Capital Cities. These guys are like Empire of the Sun, with a lower vocal register. Really, they are a solid entry-level band, and I think anyone who enjoys this electropop sound would transition pretty easily into other genres of electronic music. Also, I’ve given bands a lot of shit for abusing the near-automatic emotional boost that string sections or pianos bring to music, so I have to give Capital Cities some props for having a dedicated trumpet player in their band. It’s not easy to make horns work (when making music that does not ordinarily use them), but they seem to be doing a good job.

Ariana Grande. I have no idea who listens to this girl’s music (although I’m sure I could guess). She is a very talented vocalist, but there really is nothing remarkable about her songs.

The Fray. I was not expecting to see these guys ever again, but one presumes they must have released/are releasing a new album and showed up to promote it. When you are a soft rock band like The Fray, Lifehouse, or OneRepublic, it is really hard to outdo previous success. OneRepublic has managed it, but it doesn’t seem like The Fray have. Their sound just feels dated and uninspired.

Florida Georgia Line. When these clowns showed up on stage with four guitarists, I knew I was going to be in for a treat¹. Country nowadays is kind of like slice-of-life anime: they’re both based on a formula that has not changed in years, because it is what the fans want. Talking about trucks is like the beach house episode, talking about girls is like the school festival. You gotta have it, or else people will actually miss it. I hypothesize that there may be less subtle artistry in country than there is in slice-of-life anime, but I can’t really  tell because I don’t listen to country except for on rare occasions like this.

Fall Out Boy. Pop-punk has seen a small resurgence in 2013 with releases from Paramore, Panic! at the Disco, and Fall Out Boy. With this resurgence has come a thinly-veiled damage control campaign by a faction of fans claiming that pop-punk “wasn’t that bad.”² From what I can tell by last night’s performances, regardless of how bad it used to be, it has certainly gotten worse. I heard a bunch of anthemic songs with “woah” and “yeah” as lyrics, hand-clapping, and a singer who refuses to rhyme any of his lyrics. Usually the purpose of that technique is to express more complicated ideas without limiting yourself to coming back to words that sound the same, and I don’t feel that Fall Out Boy really meets that justification.

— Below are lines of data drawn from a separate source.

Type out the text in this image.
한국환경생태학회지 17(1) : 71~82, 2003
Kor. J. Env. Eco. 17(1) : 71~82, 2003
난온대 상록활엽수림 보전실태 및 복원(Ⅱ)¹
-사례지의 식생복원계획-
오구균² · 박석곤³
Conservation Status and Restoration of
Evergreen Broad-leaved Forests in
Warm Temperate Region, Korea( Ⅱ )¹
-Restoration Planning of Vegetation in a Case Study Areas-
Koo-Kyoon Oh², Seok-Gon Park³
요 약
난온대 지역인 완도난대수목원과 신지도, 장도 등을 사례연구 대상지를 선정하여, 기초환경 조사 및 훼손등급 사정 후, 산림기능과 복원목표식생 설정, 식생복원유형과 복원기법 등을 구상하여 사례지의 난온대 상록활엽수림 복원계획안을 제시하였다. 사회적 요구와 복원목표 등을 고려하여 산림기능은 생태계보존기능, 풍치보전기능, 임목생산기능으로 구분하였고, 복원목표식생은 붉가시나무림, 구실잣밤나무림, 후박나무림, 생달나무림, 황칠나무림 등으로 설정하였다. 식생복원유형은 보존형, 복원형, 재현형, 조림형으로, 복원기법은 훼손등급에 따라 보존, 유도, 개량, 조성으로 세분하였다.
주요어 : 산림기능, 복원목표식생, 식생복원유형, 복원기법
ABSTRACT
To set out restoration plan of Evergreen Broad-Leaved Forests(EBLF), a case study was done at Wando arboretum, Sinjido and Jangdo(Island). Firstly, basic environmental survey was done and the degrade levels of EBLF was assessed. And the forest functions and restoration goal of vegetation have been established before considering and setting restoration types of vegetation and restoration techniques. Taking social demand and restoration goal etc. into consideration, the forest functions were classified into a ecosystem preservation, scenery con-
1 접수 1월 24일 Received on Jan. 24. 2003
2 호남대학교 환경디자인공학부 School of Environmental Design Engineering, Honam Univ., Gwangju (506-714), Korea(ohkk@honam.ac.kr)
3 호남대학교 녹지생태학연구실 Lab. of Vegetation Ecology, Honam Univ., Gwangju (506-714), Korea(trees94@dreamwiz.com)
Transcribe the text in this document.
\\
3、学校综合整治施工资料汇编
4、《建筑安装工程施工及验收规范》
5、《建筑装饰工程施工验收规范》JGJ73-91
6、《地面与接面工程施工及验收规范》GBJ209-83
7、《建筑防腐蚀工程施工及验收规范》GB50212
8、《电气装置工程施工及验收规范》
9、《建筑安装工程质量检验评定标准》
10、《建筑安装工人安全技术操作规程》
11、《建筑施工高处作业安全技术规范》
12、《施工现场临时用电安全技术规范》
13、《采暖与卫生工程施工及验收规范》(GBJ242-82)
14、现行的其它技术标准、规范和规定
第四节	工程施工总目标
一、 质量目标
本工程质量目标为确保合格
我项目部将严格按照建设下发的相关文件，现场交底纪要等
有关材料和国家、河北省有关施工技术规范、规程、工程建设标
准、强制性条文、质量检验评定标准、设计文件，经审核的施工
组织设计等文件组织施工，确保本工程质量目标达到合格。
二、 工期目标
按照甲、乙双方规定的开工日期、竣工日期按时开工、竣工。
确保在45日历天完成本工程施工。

Enrique Iglesias. This is another guy where I don’t really understand who constitutes his fanbase. He performed his new song Heart Attack, and I would be tempted to call it ridiculously boring, but there is a gem in there. The chorus has honest-to-goodness glitch-hop elements in it. It comes so far out of left field that I’m pretty sure is origins were outside the ballpark. I would have been dumbfounded if Iglesias had come up with that himself, but thankfully I discovered that the song was produced by the hip-hop group The Cataracs.

¹Seriously. FOUR guitarists, and five if you count their bass player. If I had to guess what in the world they think they’re doing, the two singers both like playing guitar, but have trouble singing and playing at the same time, so they have a full-time rhythm guitarist along with the standard lead guitarist, and the two singers just chime in on guitar when they feel like it.

²I always consider it a bad sign when people use the current state of an art to retroactively praise a style that was widely considered to be lackluster at the time.